Students can also receive instant feedback from the lecturer or the system itself, based on an analysis of the user's data and behaviour.
Ben-Naim said the multiple-choice teaching standard was outdated.
"We're about empowering and inspiring teachers with tech such as adaptive learning, a smart virtual lab," he said. "We think there's a huge amount of technology that is needed, there's a huge demand, and there's a lot of tech you need to provide for them."
"We're not a teaching company; we're a tool for teachers."
There are about 100 academics using Smart Sparrow, according to Uniseed investment manager David Rowe, who said it adopts the Web 2.0 model of building a customer base by selling directly to users.
"How this company's growing at the moment is not by going to the vice-chancellor or the IT of the uni and saying 'buy this platform'," Rowe said. "Academics using the platform are making great tutorials and just referring their modules to other academics."
"We're going ground up from the academic level, building a network of academics... It doesn't need an enterprise licence for the unis."
He said the education technology market was experiencing growth which also includes the beta launch of local start-ups Playconomics and Brainworth.
Another education start-up is Melbourne-based Lexim which recently completed the AngelCube start-up accelerator program, where entrepreneurs surrender 8 per cent equity in the business in exchange for three months' mentoring and $20,000 seed funding.
Michael Shimmins, a former university lecturer developed Lexim as a way for lecturers to easily enhance the existing course material and have more interaction with students.
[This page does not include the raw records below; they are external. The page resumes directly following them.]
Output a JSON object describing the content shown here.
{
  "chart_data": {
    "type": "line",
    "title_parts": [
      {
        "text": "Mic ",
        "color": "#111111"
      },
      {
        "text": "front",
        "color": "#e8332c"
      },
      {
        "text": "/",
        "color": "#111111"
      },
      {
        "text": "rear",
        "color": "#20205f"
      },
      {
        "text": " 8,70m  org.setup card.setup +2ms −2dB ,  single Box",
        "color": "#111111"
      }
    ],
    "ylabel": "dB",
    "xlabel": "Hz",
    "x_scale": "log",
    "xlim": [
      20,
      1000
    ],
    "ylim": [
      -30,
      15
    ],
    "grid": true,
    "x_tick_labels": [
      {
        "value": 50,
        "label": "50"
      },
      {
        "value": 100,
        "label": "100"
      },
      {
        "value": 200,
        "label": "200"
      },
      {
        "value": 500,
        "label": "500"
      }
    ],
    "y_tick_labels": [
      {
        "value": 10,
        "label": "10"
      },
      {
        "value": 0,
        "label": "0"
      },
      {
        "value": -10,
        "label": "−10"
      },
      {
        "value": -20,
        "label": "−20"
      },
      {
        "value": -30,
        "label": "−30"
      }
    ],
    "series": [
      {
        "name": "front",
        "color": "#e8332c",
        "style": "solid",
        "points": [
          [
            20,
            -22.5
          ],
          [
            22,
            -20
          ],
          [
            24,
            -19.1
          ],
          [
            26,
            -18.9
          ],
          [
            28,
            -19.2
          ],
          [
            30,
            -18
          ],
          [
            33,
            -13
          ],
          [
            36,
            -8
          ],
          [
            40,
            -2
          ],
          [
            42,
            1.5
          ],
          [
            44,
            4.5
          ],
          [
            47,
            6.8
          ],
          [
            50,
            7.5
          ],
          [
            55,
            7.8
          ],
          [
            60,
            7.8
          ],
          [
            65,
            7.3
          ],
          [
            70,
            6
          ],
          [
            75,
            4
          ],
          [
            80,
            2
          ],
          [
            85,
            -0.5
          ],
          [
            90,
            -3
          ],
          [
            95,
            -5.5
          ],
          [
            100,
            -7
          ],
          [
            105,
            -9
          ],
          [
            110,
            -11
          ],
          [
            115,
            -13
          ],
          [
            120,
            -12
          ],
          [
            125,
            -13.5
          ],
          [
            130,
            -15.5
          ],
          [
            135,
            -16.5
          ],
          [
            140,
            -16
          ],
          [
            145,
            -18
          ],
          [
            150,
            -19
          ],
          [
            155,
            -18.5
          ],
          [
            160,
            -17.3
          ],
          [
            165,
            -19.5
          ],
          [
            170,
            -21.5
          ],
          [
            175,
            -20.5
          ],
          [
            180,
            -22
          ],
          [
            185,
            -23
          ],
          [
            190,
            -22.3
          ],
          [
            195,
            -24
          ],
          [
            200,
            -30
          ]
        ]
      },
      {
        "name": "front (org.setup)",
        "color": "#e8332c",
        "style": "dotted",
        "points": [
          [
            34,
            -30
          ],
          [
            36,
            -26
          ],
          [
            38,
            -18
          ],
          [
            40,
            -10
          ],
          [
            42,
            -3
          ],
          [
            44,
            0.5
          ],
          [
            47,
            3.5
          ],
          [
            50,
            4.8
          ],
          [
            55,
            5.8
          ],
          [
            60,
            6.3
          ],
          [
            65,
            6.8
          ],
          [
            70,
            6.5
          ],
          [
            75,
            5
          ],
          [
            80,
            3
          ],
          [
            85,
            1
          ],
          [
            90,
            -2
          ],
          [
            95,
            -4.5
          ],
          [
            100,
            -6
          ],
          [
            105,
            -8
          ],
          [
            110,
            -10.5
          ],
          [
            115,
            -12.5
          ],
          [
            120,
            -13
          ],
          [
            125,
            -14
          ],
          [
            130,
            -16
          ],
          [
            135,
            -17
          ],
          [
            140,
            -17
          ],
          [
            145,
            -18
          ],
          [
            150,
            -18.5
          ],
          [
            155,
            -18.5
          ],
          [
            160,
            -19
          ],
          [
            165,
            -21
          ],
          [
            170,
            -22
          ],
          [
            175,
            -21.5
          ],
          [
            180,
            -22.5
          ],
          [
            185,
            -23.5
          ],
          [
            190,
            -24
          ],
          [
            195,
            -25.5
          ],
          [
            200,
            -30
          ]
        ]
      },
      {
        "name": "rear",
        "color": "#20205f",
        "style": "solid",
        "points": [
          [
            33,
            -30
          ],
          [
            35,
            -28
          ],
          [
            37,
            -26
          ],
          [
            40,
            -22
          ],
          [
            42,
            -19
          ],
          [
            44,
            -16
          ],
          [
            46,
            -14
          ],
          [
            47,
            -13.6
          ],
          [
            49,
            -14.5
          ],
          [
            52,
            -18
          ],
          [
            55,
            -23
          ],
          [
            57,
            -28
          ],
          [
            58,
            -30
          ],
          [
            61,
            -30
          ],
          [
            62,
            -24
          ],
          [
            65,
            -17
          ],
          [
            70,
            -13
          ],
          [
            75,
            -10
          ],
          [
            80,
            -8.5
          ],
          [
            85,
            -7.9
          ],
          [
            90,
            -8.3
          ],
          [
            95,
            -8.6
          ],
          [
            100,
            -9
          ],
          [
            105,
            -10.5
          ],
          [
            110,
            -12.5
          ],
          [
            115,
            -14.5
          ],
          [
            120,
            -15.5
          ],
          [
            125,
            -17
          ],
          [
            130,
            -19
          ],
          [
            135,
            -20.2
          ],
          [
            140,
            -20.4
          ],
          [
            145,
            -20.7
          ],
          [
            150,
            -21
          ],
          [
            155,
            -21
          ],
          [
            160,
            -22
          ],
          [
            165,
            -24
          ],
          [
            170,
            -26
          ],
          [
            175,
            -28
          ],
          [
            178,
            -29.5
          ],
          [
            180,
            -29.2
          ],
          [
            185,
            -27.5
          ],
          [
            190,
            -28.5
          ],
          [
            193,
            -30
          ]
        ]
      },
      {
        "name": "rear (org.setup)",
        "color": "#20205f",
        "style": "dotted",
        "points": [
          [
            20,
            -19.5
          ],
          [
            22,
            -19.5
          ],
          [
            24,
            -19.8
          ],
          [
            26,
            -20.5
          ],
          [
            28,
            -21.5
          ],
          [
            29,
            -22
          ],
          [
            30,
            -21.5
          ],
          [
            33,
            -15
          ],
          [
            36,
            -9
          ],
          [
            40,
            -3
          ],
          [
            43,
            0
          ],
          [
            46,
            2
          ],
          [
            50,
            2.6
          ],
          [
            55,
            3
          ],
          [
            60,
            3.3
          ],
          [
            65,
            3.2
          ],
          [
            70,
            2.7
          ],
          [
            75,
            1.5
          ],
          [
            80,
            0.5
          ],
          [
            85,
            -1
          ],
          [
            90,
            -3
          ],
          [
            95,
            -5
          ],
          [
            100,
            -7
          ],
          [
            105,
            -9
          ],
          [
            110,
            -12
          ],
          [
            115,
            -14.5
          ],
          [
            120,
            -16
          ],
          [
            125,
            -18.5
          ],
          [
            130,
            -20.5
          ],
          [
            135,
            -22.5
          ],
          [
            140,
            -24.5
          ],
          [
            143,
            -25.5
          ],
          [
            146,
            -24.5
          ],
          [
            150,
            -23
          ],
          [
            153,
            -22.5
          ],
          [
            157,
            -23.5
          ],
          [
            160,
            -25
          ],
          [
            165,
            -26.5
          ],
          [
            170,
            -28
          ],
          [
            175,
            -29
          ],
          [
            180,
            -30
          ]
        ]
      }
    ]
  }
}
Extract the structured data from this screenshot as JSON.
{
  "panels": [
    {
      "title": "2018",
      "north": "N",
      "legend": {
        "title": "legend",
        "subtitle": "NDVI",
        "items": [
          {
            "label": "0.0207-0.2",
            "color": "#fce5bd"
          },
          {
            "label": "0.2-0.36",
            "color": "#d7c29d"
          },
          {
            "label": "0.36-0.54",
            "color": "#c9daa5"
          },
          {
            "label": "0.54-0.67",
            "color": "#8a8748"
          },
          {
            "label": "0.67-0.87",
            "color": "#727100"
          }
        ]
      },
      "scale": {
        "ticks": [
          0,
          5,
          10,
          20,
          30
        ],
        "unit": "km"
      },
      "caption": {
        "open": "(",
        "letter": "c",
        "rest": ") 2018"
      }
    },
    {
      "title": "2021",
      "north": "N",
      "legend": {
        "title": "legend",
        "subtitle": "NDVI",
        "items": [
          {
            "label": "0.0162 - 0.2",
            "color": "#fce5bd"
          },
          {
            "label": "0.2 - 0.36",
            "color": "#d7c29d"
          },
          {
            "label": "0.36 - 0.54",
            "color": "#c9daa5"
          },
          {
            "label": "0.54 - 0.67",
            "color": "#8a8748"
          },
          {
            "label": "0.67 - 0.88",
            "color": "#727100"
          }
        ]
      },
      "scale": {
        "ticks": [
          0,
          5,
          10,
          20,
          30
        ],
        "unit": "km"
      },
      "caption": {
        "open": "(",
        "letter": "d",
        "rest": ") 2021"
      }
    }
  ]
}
For example, music students can submit their assessments online, and lecturers can listen and mark the works, and provide feedback.
The full version application was released last week, following a beta test that drew 600 users from around the world (about 350 lecturers and 250 students).
Shimmins is currently raising funds from angel investors who he says are excited by the prospects of education start-ups.
"The type of investors we've spoken to share our belief in trying to make education better. There's a lot of stuff wrong there and we're trying to lend our skills from a technical perspective."
"(On) the financial upside, education is a huge market, a global market and not just limited to Australia, so they see that vision and are excited."